昔のようにユルグがただの村人であったなら、ミアもこんな事は言わなかっただろう。
彼に何の力も無ければ、魔物に村を襲われていても助けてなんて言わなかった。
彼女がユルグに助けを求めるのは、彼が勇者だからだ。
その事実が、何よりも恨めしい。
今までユルグを散々振り回してきたそれに縋り付くミアが、何よりも許せないと思ってしまった。
「逃げるよ」
「……え?」
「ここに居るとあいつらに気づかれる。

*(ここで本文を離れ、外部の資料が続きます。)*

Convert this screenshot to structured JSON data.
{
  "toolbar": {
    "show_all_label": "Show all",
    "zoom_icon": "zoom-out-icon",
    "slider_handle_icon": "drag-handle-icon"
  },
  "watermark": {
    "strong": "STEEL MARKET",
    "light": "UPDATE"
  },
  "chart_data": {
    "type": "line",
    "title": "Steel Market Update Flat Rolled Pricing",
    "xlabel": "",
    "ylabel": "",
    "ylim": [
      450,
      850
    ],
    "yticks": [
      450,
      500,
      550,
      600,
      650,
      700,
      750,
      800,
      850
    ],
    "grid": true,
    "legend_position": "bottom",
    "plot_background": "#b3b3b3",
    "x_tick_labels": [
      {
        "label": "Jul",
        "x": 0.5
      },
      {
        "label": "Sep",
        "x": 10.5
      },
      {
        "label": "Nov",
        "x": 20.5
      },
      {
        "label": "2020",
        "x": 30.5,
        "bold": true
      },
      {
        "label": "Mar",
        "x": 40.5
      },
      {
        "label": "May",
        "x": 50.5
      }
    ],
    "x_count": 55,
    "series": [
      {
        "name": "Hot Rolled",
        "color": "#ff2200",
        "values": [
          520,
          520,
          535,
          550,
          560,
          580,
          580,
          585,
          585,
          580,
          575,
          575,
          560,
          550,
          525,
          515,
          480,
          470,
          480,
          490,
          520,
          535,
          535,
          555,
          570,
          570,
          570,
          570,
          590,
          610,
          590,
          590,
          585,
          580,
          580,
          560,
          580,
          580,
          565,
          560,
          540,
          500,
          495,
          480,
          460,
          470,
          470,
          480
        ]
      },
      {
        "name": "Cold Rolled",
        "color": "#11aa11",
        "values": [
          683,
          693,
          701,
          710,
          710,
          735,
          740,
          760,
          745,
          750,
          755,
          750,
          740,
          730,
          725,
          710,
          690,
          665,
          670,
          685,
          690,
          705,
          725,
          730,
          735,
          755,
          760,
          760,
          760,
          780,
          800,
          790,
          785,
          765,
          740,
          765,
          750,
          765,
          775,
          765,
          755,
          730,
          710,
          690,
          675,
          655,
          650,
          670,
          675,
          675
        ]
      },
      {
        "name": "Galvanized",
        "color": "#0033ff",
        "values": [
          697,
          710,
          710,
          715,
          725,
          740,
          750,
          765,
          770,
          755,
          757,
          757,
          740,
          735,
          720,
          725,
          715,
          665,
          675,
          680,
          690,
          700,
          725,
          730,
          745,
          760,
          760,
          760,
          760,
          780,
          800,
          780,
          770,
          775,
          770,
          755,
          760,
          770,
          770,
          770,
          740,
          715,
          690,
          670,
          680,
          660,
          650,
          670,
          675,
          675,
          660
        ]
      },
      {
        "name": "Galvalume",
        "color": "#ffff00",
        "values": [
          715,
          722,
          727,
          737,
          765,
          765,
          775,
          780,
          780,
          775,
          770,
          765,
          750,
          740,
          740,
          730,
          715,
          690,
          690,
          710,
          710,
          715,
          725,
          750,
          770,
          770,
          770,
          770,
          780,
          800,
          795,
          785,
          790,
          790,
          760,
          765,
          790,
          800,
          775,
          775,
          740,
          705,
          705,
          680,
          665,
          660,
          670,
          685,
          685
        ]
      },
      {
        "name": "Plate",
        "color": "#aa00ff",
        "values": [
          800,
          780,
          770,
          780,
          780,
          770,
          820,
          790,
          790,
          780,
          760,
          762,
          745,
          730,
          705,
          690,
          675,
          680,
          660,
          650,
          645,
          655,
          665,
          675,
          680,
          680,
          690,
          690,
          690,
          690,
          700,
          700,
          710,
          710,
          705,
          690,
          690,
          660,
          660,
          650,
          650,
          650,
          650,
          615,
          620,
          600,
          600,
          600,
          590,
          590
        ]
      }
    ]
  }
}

とにかくこの場所から離れないと」
「な、なんでそんなことするの? だって、ユルグならあれくらい」
「倒せるよ。勇者なら余裕だろうね」
「だっ……、だったら」
「俺、さっき言っただろ。もうそんなんじゃないって」
ミアは意味が分からないとでも言うようにかぶりを振った。
泣きながら、お願いだからみんなを助けてと縋り付く。
ユルグがそれに頷くことはない。
「助けない。俺は普通の村人に戻りたいんだ」
「ふざけないで!」
刹那、鋭い痛みがユルグの頬に伝わる。
少ししてミアに頬を張られたのだと理解した。
「ユルグ、昔はこんなんじゃなかったでしょ……なんで」
「……なんで? 俺は何も変わってないじゃないか。お前らが勝手に期待して勝手に失望したんだろ!? ふざけんなだって!? それは俺の台詞だ!」
怒気を込めて睨み付けるとミアは押し黙った。
彼女の前ではこんなふうに怒鳴ったことは一度も無い。
本当なら優しいままでいたかった。けれど、それはもう無理だ。
気づくと、ユルグはミアの鳩尾を殴っていた。
気絶した彼女を担ぐと、静かにこの場から離れる。
大切な幼馴染みに暴力を振るったことに心は痛むが、この状況ではあれが最善だった。
ユルグにとって、ミアが生きていてくれればそれだけで十分なのだ。